Just as bigotry and ecocide both depend on the dehumanization or “de-selfing” of the other, so also is the reversal of both part of the same movement toward a Story of Interbeing. Again, that term goes beyond mere interconnectedness or interdependency, to say that we are existentially connected to all other beings and to the world at large. My very being partakes in your being, and in the being of the whales, the elephants, the forests, and the oceans. What happens to them happens as well to me, on some level. When a species goes extinct something dies in us too; we cannot escape the impoverishment of the world we live in.
This applies equally to ecological, economic, and political well-being. The days of colonialism and imperialism—in which the wealth of one nation was built on the plunder of others—are dwindling.

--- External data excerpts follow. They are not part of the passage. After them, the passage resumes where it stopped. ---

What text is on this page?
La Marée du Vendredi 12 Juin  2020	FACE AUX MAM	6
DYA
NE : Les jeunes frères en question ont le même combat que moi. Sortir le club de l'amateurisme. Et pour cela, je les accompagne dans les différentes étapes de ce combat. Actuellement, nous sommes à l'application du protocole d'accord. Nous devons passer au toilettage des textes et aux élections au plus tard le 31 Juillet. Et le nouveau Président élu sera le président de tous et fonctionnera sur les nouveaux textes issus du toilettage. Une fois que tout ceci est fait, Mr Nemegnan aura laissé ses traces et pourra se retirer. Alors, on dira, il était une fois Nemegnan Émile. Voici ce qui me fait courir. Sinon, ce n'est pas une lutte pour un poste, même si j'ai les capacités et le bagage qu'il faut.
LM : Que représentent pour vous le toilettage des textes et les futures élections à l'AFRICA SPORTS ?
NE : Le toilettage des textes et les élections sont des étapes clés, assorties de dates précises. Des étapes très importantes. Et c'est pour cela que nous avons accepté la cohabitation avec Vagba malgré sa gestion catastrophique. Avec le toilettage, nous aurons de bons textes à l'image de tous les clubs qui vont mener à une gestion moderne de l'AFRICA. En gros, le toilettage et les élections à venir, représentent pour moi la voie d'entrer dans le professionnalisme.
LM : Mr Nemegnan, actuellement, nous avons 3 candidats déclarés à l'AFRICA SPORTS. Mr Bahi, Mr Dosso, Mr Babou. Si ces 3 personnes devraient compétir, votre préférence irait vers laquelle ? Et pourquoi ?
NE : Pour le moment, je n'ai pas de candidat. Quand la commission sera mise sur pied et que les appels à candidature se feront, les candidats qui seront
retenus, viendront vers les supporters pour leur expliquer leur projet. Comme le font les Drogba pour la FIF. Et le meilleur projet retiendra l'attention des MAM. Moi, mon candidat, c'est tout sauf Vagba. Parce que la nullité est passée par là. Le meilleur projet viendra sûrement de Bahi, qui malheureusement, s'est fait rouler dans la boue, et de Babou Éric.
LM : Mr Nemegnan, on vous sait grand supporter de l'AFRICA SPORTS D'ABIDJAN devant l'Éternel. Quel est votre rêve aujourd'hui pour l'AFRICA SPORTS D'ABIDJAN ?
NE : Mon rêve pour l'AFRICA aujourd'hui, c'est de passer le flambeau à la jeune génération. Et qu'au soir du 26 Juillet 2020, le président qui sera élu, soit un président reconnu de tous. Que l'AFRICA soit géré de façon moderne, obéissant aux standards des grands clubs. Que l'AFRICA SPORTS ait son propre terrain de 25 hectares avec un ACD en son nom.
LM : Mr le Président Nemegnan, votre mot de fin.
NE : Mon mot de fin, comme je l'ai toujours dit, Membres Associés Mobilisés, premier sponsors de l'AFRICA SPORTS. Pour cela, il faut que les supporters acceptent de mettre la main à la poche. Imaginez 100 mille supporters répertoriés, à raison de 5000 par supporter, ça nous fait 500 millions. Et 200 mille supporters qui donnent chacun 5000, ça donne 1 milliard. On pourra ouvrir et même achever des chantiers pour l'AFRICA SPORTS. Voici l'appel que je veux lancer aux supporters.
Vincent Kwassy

The era of thinking that human wealth could be built on the plunder of nature is nearly over too. Certainly, the outward structures of both kinds of plunder seem as robust as ever, even expanding to new extremes. However, their ideological core has hollowed out. Our converging crises are initiating humanity into the new and ancient mythology of interbeing.
Later I will argue that the reality of the climate crisis is different from our common perception of it. Yet perceptions are important. The core truth of climate change is that we are at the end of an era. We are at the end of the Age of Separation. It is a transition that has been under way for three generations now, inaugurated by the most extreme of all possible technologies of control applied at the very pinnacle of Total War. I am speaking, of course, of the Bomb.
The Age of War properly came to an end in 1945, when for the first time in history human beings developed a weapon too terrible to use. It took two horrific applications of the atomic bomb to set the stage for decades of “mutually assured destruction,” a glimmering of the evolutive realization that what we do to the Other, we do to ourselves. For the first time in history, total war between the great powers was impossible. Today, aside from an unregenerate minority, no one contemplates using nuclear weapons even in cases where retaliation is unlikely. Radioactive blowback makes large-scale use unthinkable, but there is another thing that holds us back too. We name it, perhaps, conscience or ethics, but history makes it tragically clear that conscience or ethics alone are not enough to stop the foolish and the horrific. No, something else has changed.
What has changed, I believe, is that the consciousness of interbeing is dawning in the dominant civilization. What we do to the Other, we do to ourselves. This will be the defining understanding of the next civilization—if there is a next civilization. Right now we (usually in this book, when I say “we” I mean the dominant culture on this planet) are facing lesson number two in the curriculum of interbeing. Lesson one was the Bomb. Lesson two is climate change.
End Notes
[5] Some argue that the true objective of recent wars has been to sow chaos and destroy the ability of sovereign governments to resist neoliberal free trade policies and imperialist geopolitical objectives. In that analysis, some wars such as the one that dismembered Yugoslavia or destroyed Libya were a great success. Nonetheless, the point still applies that the tools of war are becoming impotent to achieve what we say and believe we want.